The country has administered 508,332 doses of COVID-19 vaccines as first shots as of March 23. The government is aiming to vaccinate 1.8 million health workers across the archipelago.
Other sectors
The DOH official made the statement after Parañaque City Mayor Edwin Olivarez said that actor Mark Anthony Fernandez got vaccinated because he was supposedly part of the city’s substitution list. Olivarez said the actor was eligible for vaccination as he has depression and hypertension.
Vergeire said the agency recognizes an individual diagnosed with depression as a person with co-moborbidity but she stressed that the government has yet to complete vaccinating healthcare workers.
Current vaccination efforts are focused on frontline workers in health facilities (A1). Next in line are senior citizens (A2), followed by persons with comorbidities (A3), frontline personnel in essential sectors (A4) and the indigent population (A5).
Vergeire added only the national government can give instructions if hospitals and local government units can vaccinate the next sector after healthcare workers.
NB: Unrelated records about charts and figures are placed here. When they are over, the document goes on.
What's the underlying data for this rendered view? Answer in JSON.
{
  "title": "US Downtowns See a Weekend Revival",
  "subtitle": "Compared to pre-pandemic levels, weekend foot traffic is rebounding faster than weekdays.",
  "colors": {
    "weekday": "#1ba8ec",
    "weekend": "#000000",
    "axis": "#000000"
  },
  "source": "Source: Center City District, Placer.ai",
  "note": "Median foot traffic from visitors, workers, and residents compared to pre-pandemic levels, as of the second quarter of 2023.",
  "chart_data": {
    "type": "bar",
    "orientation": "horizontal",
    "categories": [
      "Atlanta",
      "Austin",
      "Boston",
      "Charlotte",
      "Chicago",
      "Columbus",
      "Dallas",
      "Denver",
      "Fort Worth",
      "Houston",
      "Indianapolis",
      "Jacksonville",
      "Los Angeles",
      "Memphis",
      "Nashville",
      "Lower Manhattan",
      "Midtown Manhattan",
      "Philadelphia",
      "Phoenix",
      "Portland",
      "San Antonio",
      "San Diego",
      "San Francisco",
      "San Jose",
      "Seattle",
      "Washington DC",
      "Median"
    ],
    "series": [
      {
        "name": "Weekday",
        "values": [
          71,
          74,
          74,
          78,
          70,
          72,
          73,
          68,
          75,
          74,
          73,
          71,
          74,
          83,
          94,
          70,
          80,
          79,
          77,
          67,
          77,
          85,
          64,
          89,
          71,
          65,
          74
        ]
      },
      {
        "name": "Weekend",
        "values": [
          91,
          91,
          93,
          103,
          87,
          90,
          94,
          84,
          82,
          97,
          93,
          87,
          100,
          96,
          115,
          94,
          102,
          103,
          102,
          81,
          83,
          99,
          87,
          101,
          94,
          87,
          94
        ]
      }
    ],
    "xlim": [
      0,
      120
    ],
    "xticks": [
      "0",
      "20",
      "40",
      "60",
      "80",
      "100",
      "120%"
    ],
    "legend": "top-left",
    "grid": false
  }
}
As reports of local official skipping the queue for COVID-19 inoculation surface, authorities appealed to public servants to follow the government’s prioritization framework. Vaccine czar Carlito Galvez Jr. even said Filipinos have a “moral obligation” to let medical frontliners receive the limited jabs first.
The country may risk losing millions of much needed vaccines supplied by the COVAX facility if it fails to follow prioritization commitments. The government is bound to get millions of free COVID-19 shots from the WHO-led effort, enough to immunize at least 15% of its population against the disease.